To find the split point in the array, look at the first and last entry of the (sub)array you're looking at, and look for the first differing bit with (first ^ last).leading_zeros(). Then binary search for the first entry where that bit is high.

To traverse the quad/octree, repeat this process with the two halves you found. This can be done without recursion in O(1) memory using a fixed size stack because you know the depth of the "recursion" is at most half the number of bits in the morton code.

If you used radix sorting for building the array, you can avoid the binary search if you store the histograms from the counting phase of the sorting. Storing the whole histogram may be too much, but just a few highest order bits can already help.

Although I've found experimentally that for small (less that 10000 objects) just sorting and searching is faster if the whole array fits in L2 cache. On my 2015 laptop a single core can sort 10k objects with 64 bit keys in 1 millisecond. Traversing the tree for frustum culling is about 5x faster than just going through the entire array because a lot of geometry can be discarded very quickly.

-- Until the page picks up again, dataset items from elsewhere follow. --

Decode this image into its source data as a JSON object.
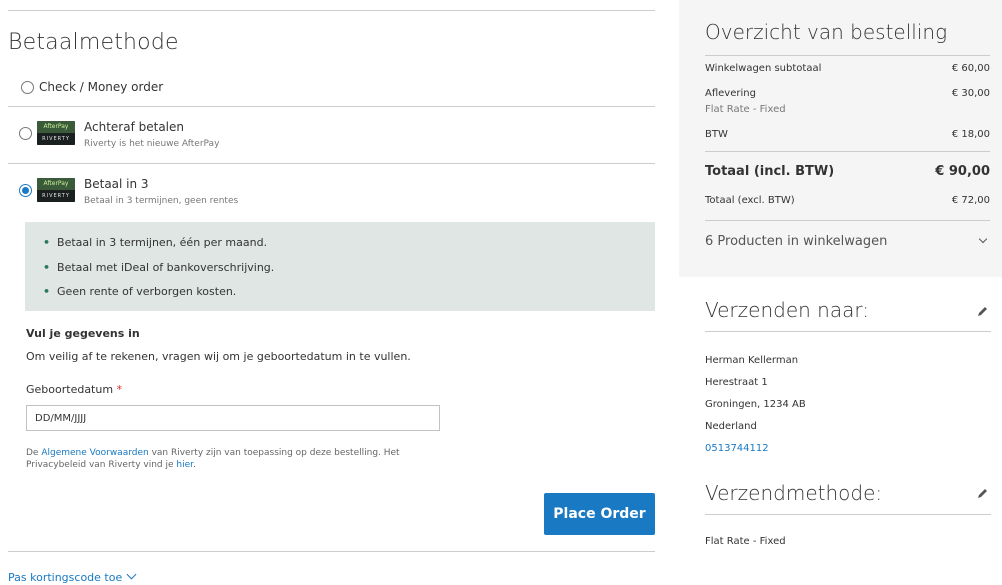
{
  "payment": {
    "title": "Betaalmethode",
    "methods": [
      {
        "label": "Check / Money order",
        "sub": ""
      },
      {
        "label": "Achteraf betalen",
        "sub": "Riverty is het nieuwe AfterPay"
      },
      {
        "label": "Betaal in 3",
        "sub": "Betaal in 3 termijnen, geen rentes"
      }
    ],
    "logo_top": "AfterPay",
    "logo_bottom": "RIVERTY",
    "benefits": [
      "Betaal in 3 termijnen, één per maand.",
      "Betaal met iDeal of bankoverschrijving.",
      "Geen rente of verborgen kosten."
    ],
    "form_heading": "Vul je gegevens in",
    "form_desc": "Om veilig af te rekenen, vragen wij om je geboortedatum in te vullen.",
    "dob_label": "Geboortedatum",
    "dob_required": "*",
    "dob_value": "DD/MM/JJJJ",
    "terms_pre": "De ",
    "terms_link": "Algemene Voorwaarden",
    "terms_mid": " van Riverty zijn van toepassing op deze bestelling. Het Privacybeleid van Riverty vind je ",
    "terms_link2": "hier",
    "terms_end": ".",
    "place_order": "Place Order",
    "discount": "Pas kortingscode toe"
  },
  "summary": {
    "title": "Overzicht van bestelling",
    "subtotal_label": "Winkelwagen subtotaal",
    "subtotal_value": "€ 60,00",
    "shipping_label": "Aflevering",
    "shipping_sub": "Flat Rate - Fixed",
    "shipping_value": "€ 30,00",
    "tax_label": "BTW",
    "tax_value": "€ 18,00",
    "total_incl_label": "Totaal (incl. BTW)",
    "total_incl_value": "€ 90,00",
    "total_excl_label": "Totaal (excl. BTW)",
    "total_excl_value": "€ 72,00",
    "products_label": "6 Producten in winkelwagen"
  },
  "ship_to": {
    "title": "Verzenden naar:",
    "name": "Herman Kellerman",
    "street": "Herestraat 1",
    "city": "Groningen, 1234 AB",
    "country": "Nederland",
    "phone": "0513744112"
  },
  "ship_method": {
    "title": "Verzendmethode:",
    "value": "Flat Rate - Fixed"
  },
  "colors": {
    "accent": "#1979c3",
    "info_bg": "#dfe6e4",
    "summary_bg": "#f5f5f5"
  }
}
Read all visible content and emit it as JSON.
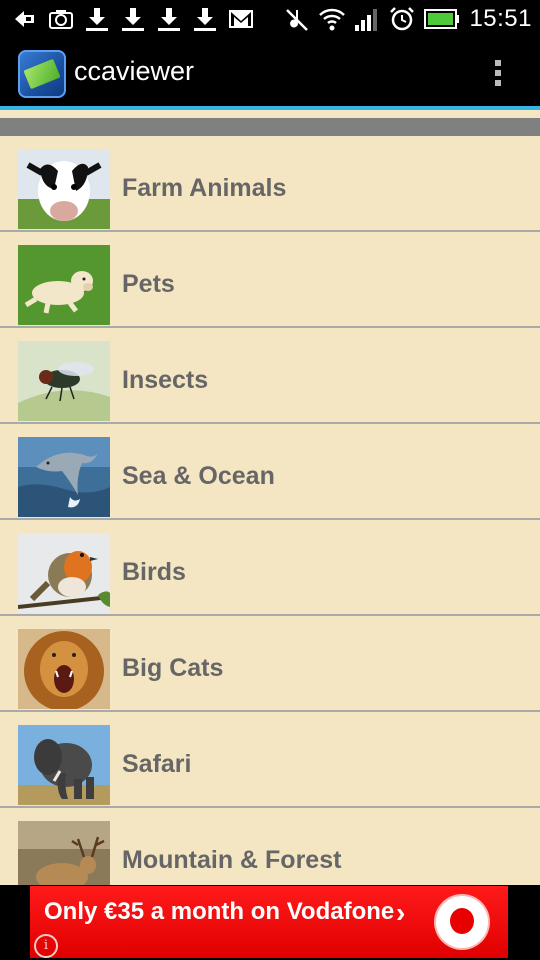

With a good comparison based sort rebuilding the array after some changes is mighty fast because modern sorting algorithms are much faster for "almost sorted" inputs.

For range queries ("Find everything in the region" in the article), you can probably get better performance by using the BIGMIN/LITMAX method [1].

Now here's a brain teaser to delight your Friday: the article and the method I describe above is for storing points/centroids, but often you need to store axis aligned boxes instead (AABB). There is a very clever trick for this that I discovered independently but later found in some research papers. Can you come up with a (very) small change in the algorithm above to extend it to AABBs instead of centroids?

[0] Karras: Maximizing Parallelism in the Construction of BVHs, Octrees, and k-d Trees - https://research.nvidia.com/sites/default/files/pubs/2012-06... [1] https://en.wikipedia.org/wiki/Z-order_curve#Use_with_one-dim...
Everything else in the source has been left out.